Gli anni assommano allo spazio di tempo che, dall’oggi, separa la località bresciana di Maclodio dal fatidico 1427 che trovasi immortalato nella cifra espressiva di una datazione, riportata, a più riprese, nel grande murales realizzato su ampi tratti delle alte pareti esterne entro le quali si trova racchiuso il locale centro civico, intitolato a Giovanni Paolo II, con annessa biblioteca comunale, dedicata, invece, ad “Ada Merini”.
Domina, a soverchiante elemento connotativo dell’opera, la rappresentazione del “Leone di San Marco”, quale iconico riferimento indicativo dello schieramento militare che, qui, ha avuto storicamente la meglio, a bilancio dei combattimenti conclusisi il 12 ottobre 1427, a discapito della parte belligerante delle truppe avversarie, portavoci, invece, delle rivendicazioni del ducato di Milano, per il dominio del territorio bresciano.

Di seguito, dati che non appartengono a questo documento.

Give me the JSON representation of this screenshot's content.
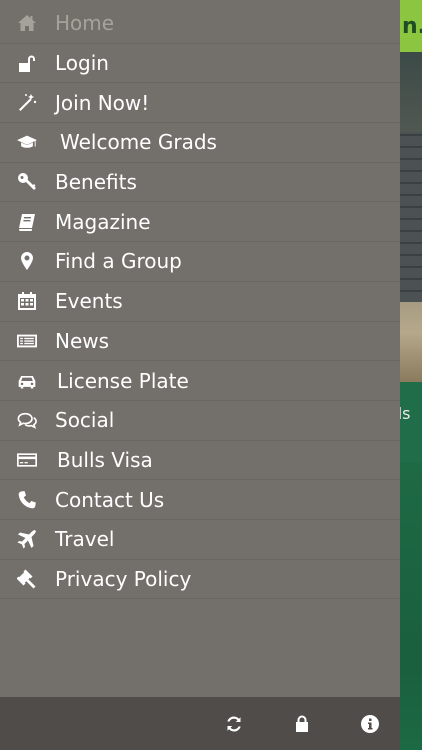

Il murales, cromaticamente effusivo di forti tonalità, a loro volta, compenetrate in contorni altrettanto incisivi, è rivisitazione espressiva moderna della caratteristica peculiarità propria dell’accennato fatto d’arme, come evento trasponibile ai contorni di una narrazione d’insieme, in questo caso, espletata secondo una soluzione figurativa calzante con una proposta stilistica odierna.
Quest’opera risale a qualche anno prima, rispetto all’incombente scoccare, con l’autunno del 2022, dei 119 lustri che sono decorsi da quel 1427, quale anno storicizzabile nel merito di una commemorazione, diffusamente interpretata da quest’opera murale, in relazione ad una versione diversa, rispetto alle manifestazioni commemorative tradizionali, secondo l’alternativa di una dinamica differenziazione grafica, pure sviluppata vivacemente in una quota prospettica, entro la quale il costrutto evocativo del manufatto stesso si esplica.

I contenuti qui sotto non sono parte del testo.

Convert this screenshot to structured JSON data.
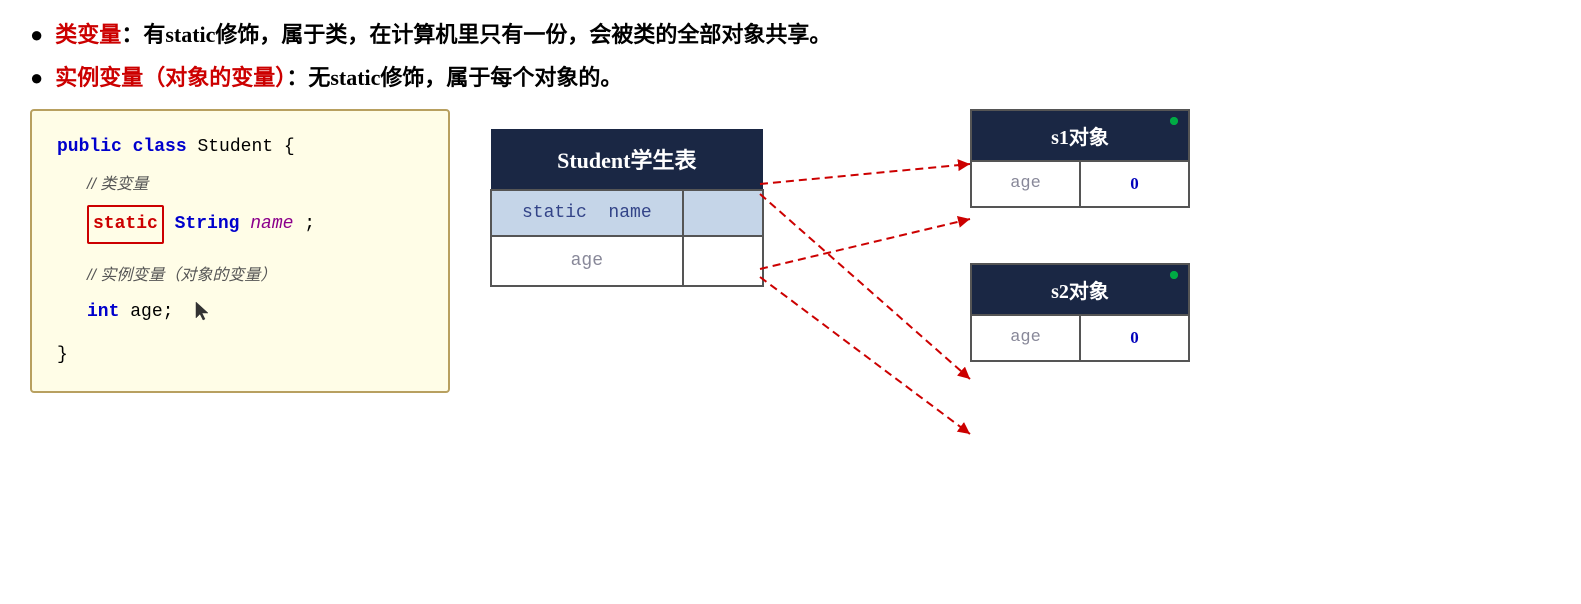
{
  "bullets": [
    {
      "id": "class-var",
      "red_part": "类变量",
      "separator": "：",
      "black_part": "有static修饰，属于类，在计算机里只有一份，会被类的全部对象共享。"
    },
    {
      "id": "instance-var",
      "red_part": "实例变量（对象的变量）",
      "separator": "：",
      "black_part": "无static修饰，属于每个对象的。"
    }
  ],
  "code": {
    "line1": "public class Student {",
    "comment1": "// 类变量",
    "line2_pre": "",
    "line2_static": "static",
    "line2_post": " String ",
    "line2_varname": "name",
    "line2_end": ";",
    "comment2": "// 实例变量（对象的变量）",
    "line3_kw": "int",
    "line3_var": " age;",
    "line4": "}"
  },
  "student_table": {
    "header": "Student学生表",
    "rows": [
      {
        "label": "static  name",
        "value": "",
        "type": "static"
      },
      {
        "label": "age",
        "value": "",
        "type": "instance"
      }
    ]
  },
  "objects": [
    {
      "id": "s1",
      "title": "s1对象",
      "fields": [
        {
          "label": "age",
          "value": "0"
        }
      ]
    },
    {
      "id": "s2",
      "title": "s2对象",
      "fields": [
        {
          "label": "age",
          "value": "0"
        }
      ]
    }
  ],
  "colors": {
    "red": "#cc0000",
    "dark_blue_header": "#1a2744",
    "static_row_bg": "#c5d5e8",
    "code_bg": "#fffde7",
    "code_border": "#b8a060",
    "green_dot": "#00aa44"
  }
}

L’immagine di un grigio basamento, bilancia l’assetto dell’intera rappresentazione, sul quale la raffigurazione di un “biscione”, quale rettile ravvisabile a simbolo allusivo della parte milanese, a motivo dell’antico stemma meneghino, è schiacciato dalla zampa del leone alato ruggente, realizzato nell’esplicita allusione del prevalere delle truppe combattenti per conto di Venezia, a Maclodio, alle quali aveva arriso la vittoria.
Tali figure si proporzionano a tutta altezza dal basamento, per il tramite della proiezione coloristicamente omogenea che appare scaturire da questo artifizio di una base, fattualmente cruciale al tema della contesa, bene sintetizzata con vinto e vincitore, esplicandosi anche a distanza, potendosi scorgere, queste emblematiche esplicitazioni figurative, anche dalla vicina strada provinciale che collega Brescia con Orzinuovi.

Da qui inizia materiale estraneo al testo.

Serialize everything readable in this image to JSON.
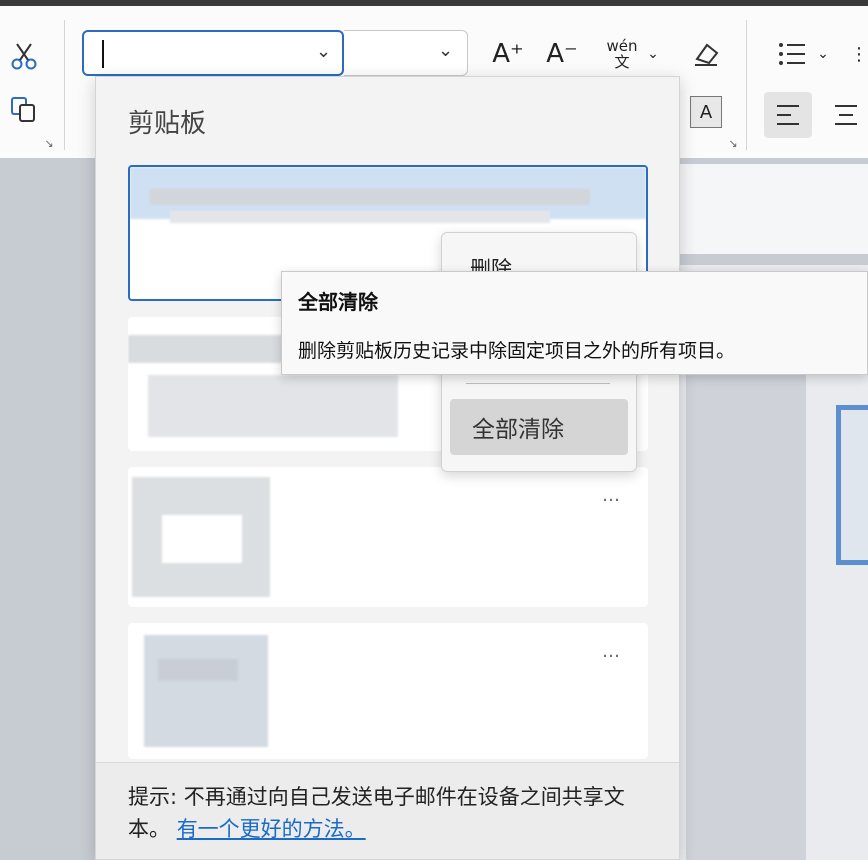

Maclodio che si situa in prossimità di questa importante via di comunicazione, ha tale murales ad ulteriore pubblica attestazione della propria memoria storica, legata alla specificità di una battaglia fin da subito reputata notevole per i suoi effetti e degna di una perdurante commemorazione.
La firma del murales, brioso indumento grafico a vestimento del “Centro Civico Papa Giovanni Paolo II”, è rilevabile, poco distanziata dal piano di battuta dell’antistante parcheggio, mediante la scritta “True Quality 2017”, in armonia con lo stile espressivo dell’intero manufatto che profila una evidente disinvoltura creativa nell’approccio ultimativo rivolto al ricordo storico di una cruenta sfida.
Una sfida sul campo di Maclodio, inteso ad ambito localizzabile del fulcro decisivo della battaglia, tramandato come contesto culminante dello scontro sul territorio di Maclodio, che, nell’afflato celebrativo dell’opera murale stessa, ha la ripetuta trascrizione del nome della località, in molteplici punti del manufatto, tanto che, forse, può capitare di distrattamente poter cogliere, nella lettura sommaria dedicata alla foga volitiva dell’opera, le ultime lettere del toponimo, ovvero del nome di Maclodio deprivato dalle prime quattro, come, ad esempio, sotto l’ala del leone, che ne cela un poco l’intera esplicitazione, per cui, tanto, pure, per stare nel tenore effettivo dell’evento commemorato, non per nulla significativo anche del ricorso violento alle più basse vie di fatto, appare, coincidenzialmente, di arrivare a leggere la parola “odio”.